For Type 1 cards, while changes to power caps and fan speeds can be made while the GPU is under load, other changes may require that the GPU not be under load (be in 0 sclk and mclk P-state) for amdgpu-pac to work properly. Possible issues with making changes under load is that the GPU become stuck in a 0 P-state or that the entire system becomes slow to respond, where a reboot is needed to restore settings. Note that when you change a P-pstate mask, default mask values will reappear in the field after Save, but will have been implemented on the card and show up in amdgpu-monitor. Some changes may not be permanent when a card has a display connected.
There is some very basic error checking done before writing, but I suggest you be very certain of all entries before you save to the GPU.

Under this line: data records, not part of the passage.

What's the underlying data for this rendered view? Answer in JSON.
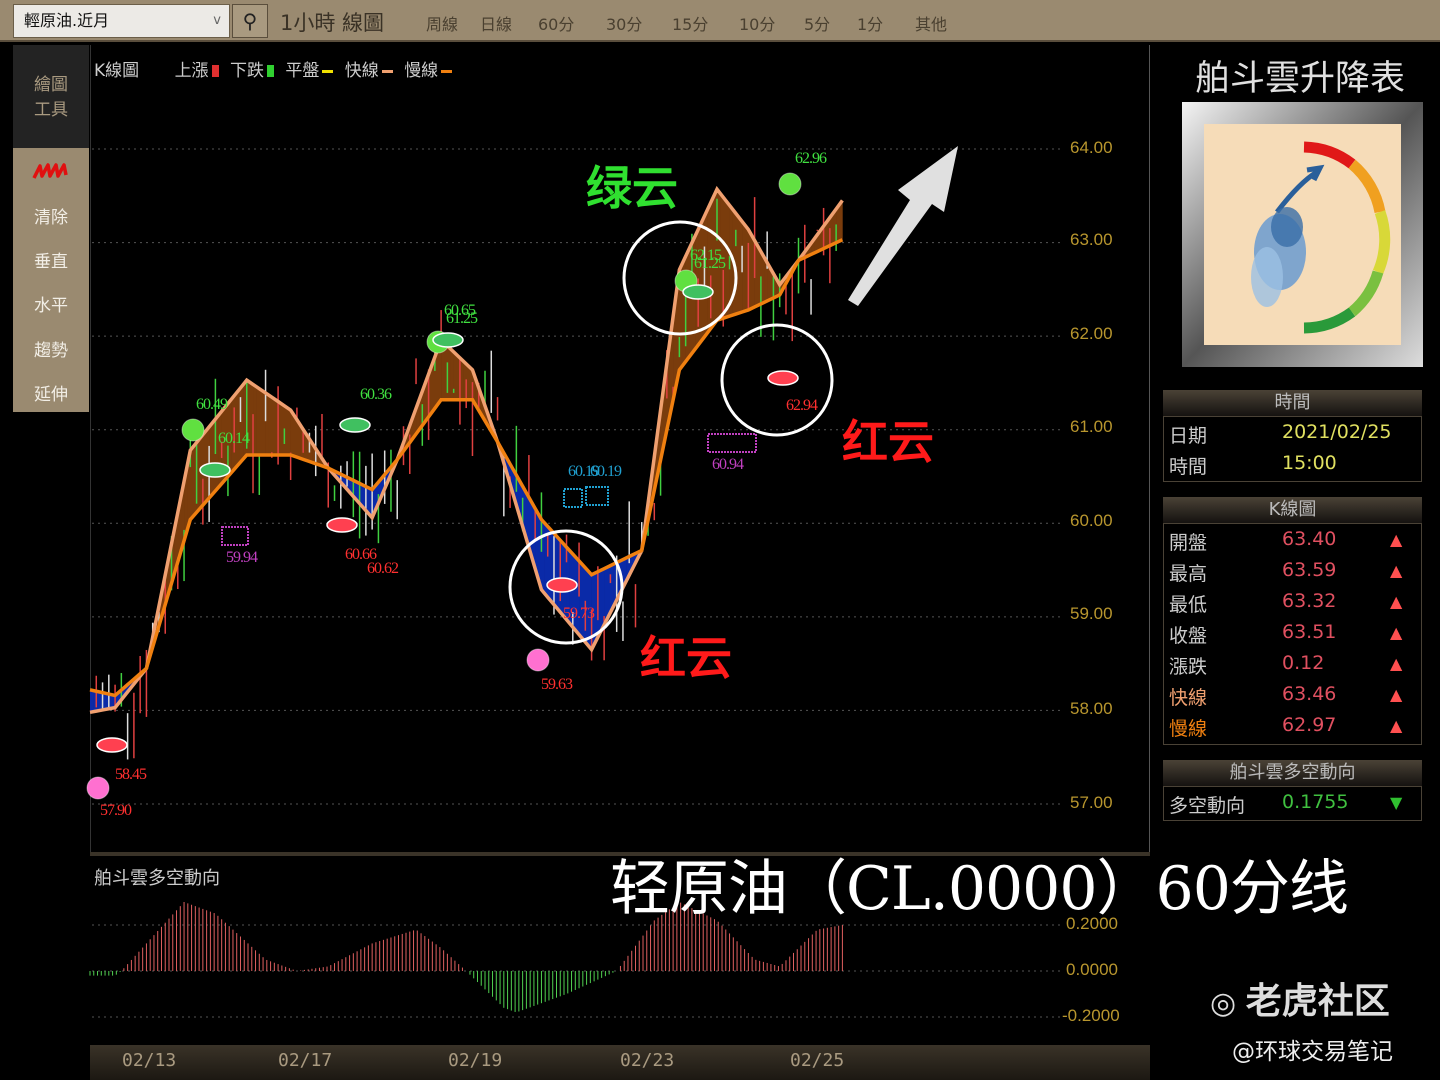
{
  "toolbar": {
    "symbol": "輕原油.近月",
    "chart_type": "1小時 線圖",
    "periods": [
      "周線",
      "日線",
      "60分",
      "30分",
      "15分",
      "10分",
      "5分",
      "1分",
      "其他"
    ]
  },
  "sidebar": {
    "header": [
      "繪圖",
      "工具"
    ],
    "tools": [
      "清除",
      "垂直",
      "水平",
      "趨勢",
      "延伸"
    ],
    "pen_icon": "scribble-icon"
  },
  "legend": {
    "title": "K線圖",
    "items": [
      {
        "label": "上漲",
        "color": "#e03030"
      },
      {
        "label": "下跌",
        "color": "#30d030"
      },
      {
        "label": "平盤",
        "color": "#f0e000"
      },
      {
        "label": "快線",
        "color": "#f0a070"
      },
      {
        "label": "慢線",
        "color": "#f08010"
      }
    ]
  },
  "indicator": {
    "title": "舶斗雲多空動向"
  },
  "chart_data": [
    {
      "type": "line",
      "title": "K線圖",
      "y_ticks": [
        "64.00",
        "63.00",
        "62.00",
        "61.00",
        "60.00",
        "59.00",
        "58.00",
        "57.00"
      ],
      "ylim": [
        57.0,
        64.0
      ],
      "x_ticks": [
        "02/13",
        "02/17",
        "02/19",
        "02/23",
        "02/25"
      ],
      "grid": true,
      "series": [
        {
          "name": "快線",
          "color": "#f0a070",
          "points": [
            [
              0,
              57.98
            ],
            [
              4,
              58.03
            ],
            [
              9,
              58.45
            ],
            [
              16,
              60.78
            ],
            [
              25,
              61.53
            ],
            [
              32,
              61.21
            ],
            [
              38,
              60.59
            ],
            [
              45,
              60.06
            ],
            [
              49,
              60.68
            ],
            [
              56,
              61.96
            ],
            [
              61,
              61.64
            ],
            [
              65,
              60.87
            ],
            [
              72,
              59.29
            ],
            [
              80,
              58.65
            ],
            [
              88,
              59.71
            ],
            [
              94,
              62.71
            ],
            [
              100,
              63.57
            ],
            [
              105,
              63.14
            ],
            [
              110,
              62.55
            ],
            [
              113,
              62.81
            ],
            [
              120,
              63.45
            ]
          ]
        },
        {
          "name": "慢線",
          "color": "#f08010",
          "points": [
            [
              0,
              58.22
            ],
            [
              4,
              58.16
            ],
            [
              9,
              58.45
            ],
            [
              16,
              60.04
            ],
            [
              25,
              60.73
            ],
            [
              32,
              60.73
            ],
            [
              38,
              60.59
            ],
            [
              45,
              60.36
            ],
            [
              49,
              60.68
            ],
            [
              56,
              61.32
            ],
            [
              61,
              61.32
            ],
            [
              65,
              60.87
            ],
            [
              72,
              60.04
            ],
            [
              80,
              59.45
            ],
            [
              88,
              59.71
            ],
            [
              94,
              61.64
            ],
            [
              100,
              62.17
            ],
            [
              105,
              62.28
            ],
            [
              110,
              62.44
            ],
            [
              113,
              62.81
            ],
            [
              120,
              63.03
            ]
          ]
        }
      ],
      "cloud_colors": {
        "bull": "#7a3c0c",
        "bear": "#0a2aa8"
      },
      "annotations": [
        {
          "text": "57.90",
          "color": "#ff3030"
        },
        {
          "text": "58.45",
          "color": "#ff3030"
        },
        {
          "text": "60.49",
          "color": "#40e040"
        },
        {
          "text": "60.14",
          "color": "#40e040"
        },
        {
          "text": "59.94",
          "color": "#c040c0"
        },
        {
          "text": "60.36",
          "color": "#40e040"
        },
        {
          "text": "60.66",
          "color": "#ff3030"
        },
        {
          "text": "60.62",
          "color": "#ff3030"
        },
        {
          "text": "60.65",
          "color": "#40e040"
        },
        {
          "text": "61.25",
          "color": "#40e040"
        },
        {
          "text": "60.19",
          "color": "#20a0d0"
        },
        {
          "text": "60.19",
          "color": "#20a0d0"
        },
        {
          "text": "59.73",
          "color": "#ff3030"
        },
        {
          "text": "59.63",
          "color": "#ff3030"
        },
        {
          "text": "62.15",
          "color": "#40e040"
        },
        {
          "text": "61.25",
          "color": "#40e040"
        },
        {
          "text": "62.94",
          "color": "#ff3030"
        },
        {
          "text": "60.94",
          "color": "#c040c0"
        },
        {
          "text": "62.96",
          "color": "#40e040"
        }
      ]
    },
    {
      "type": "bar",
      "title": "舶斗雲多空動向",
      "y_ticks": [
        "0.2000",
        "0.0000",
        "-0.2000"
      ],
      "ylim": [
        -0.25,
        0.35
      ],
      "colors": {
        "positive": "#e06060",
        "negative": "#50d050"
      },
      "keypoints": [
        [
          0,
          -0.02
        ],
        [
          4,
          -0.02
        ],
        [
          5,
          0
        ],
        [
          10,
          0.15
        ],
        [
          15,
          0.3
        ],
        [
          20,
          0.25
        ],
        [
          28,
          0.05
        ],
        [
          33,
          0.0
        ],
        [
          38,
          0.02
        ],
        [
          45,
          0.12
        ],
        [
          52,
          0.18
        ],
        [
          56,
          0.1
        ],
        [
          60,
          0.0
        ],
        [
          66,
          -0.16
        ],
        [
          68,
          -0.18
        ],
        [
          76,
          -0.1
        ],
        [
          84,
          0
        ],
        [
          90,
          0.22
        ],
        [
          94,
          0.3
        ],
        [
          100,
          0.22
        ],
        [
          106,
          0.05
        ],
        [
          110,
          0.02
        ],
        [
          116,
          0.18
        ],
        [
          120,
          0.2
        ]
      ]
    }
  ],
  "overlay": {
    "green_cloud": "绿云",
    "red_cloud_1": "红云",
    "red_cloud_2": "红云",
    "caption": "轻原油（CL.0000）60分线"
  },
  "right_panel": {
    "title": "舶斗雲升降表",
    "time_section": {
      "header": "時間",
      "rows": [
        {
          "label": "日期",
          "value": "2021/02/25"
        },
        {
          "label": "時間",
          "value": "15:00"
        }
      ]
    },
    "k_section": {
      "header": "K線圖",
      "rows": [
        {
          "label": "開盤",
          "value": "63.40",
          "trend": "▲"
        },
        {
          "label": "最高",
          "value": "63.59",
          "trend": "▲"
        },
        {
          "label": "最低",
          "value": "63.32",
          "trend": "▲"
        },
        {
          "label": "收盤",
          "value": "63.51",
          "trend": "▲"
        },
        {
          "label": "漲跌",
          "value": "0.12",
          "trend": "▲"
        },
        {
          "label": "快線",
          "value": "63.46",
          "trend": "▲"
        },
        {
          "label": "慢線",
          "value": "62.97",
          "trend": "▲"
        }
      ]
    },
    "direction_section": {
      "header": "舶斗雲多空動向",
      "rows": [
        {
          "label": "多空動向",
          "value": "0.1755",
          "trend": "▼"
        }
      ]
    }
  },
  "watermark": {
    "logo": "老虎社区",
    "user": "@环球交易笔记"
  }
}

In determining the GPU display name, amdgpu-utils will examine 2 sources. The output of lscpi -k -s nn:nn.n is used to generate a complete name and an algorithm is used to generate a shortened version. From the driver files, a set of files (vendor, device, subsystem_vendor, subsystem_device) contain a 4 parts of the Device ID are read and used to extract a GPU model name from a file retrieved from https://pci-ids.ucw.cz/ where a comprehensive list is maintained. An AMD only extract from that source is included in this distribution. The amdgpu-pciid tool can be used to manage the local extract. Execute amdgpu-pciid to check if a newer version is available and use amdgpu-pciid --install to replace the existing extract used by the utilities with an updated version. If your GPU is not listed in the extract, the pci.id website has an interface to allow the user to request an addition to the master list.
usage: amdgpu-pciid [-h] [--about] [--download] [--install] [--force] [-d]
optional arguments:
-h, --help show this help message and exit
--about README
--download download pci decode table from https://pci-
ids.ucw.cz/v2.2/pci.ids
--install download, parse amd entries, and install a new decode file
--force force install of new pci.ids data even if revision is unchanged
-d, --debug Debug output
The amdgpu-utils tools can be used to optimize performance vs. power for compute workloads by leveraging its ability to measure power and control relevant GPU settings. This flexibility allows one to execute a DOE to measure the effect of GPU settings on the performance in executing specific workloads. In the case of SETI@Home performance, the Energy feature has also been built into benchMT to benchmark power and execution times for various work units. This combined with the log file produced with amdgpu-monitor --gui --log can be useful in the optimization of performance.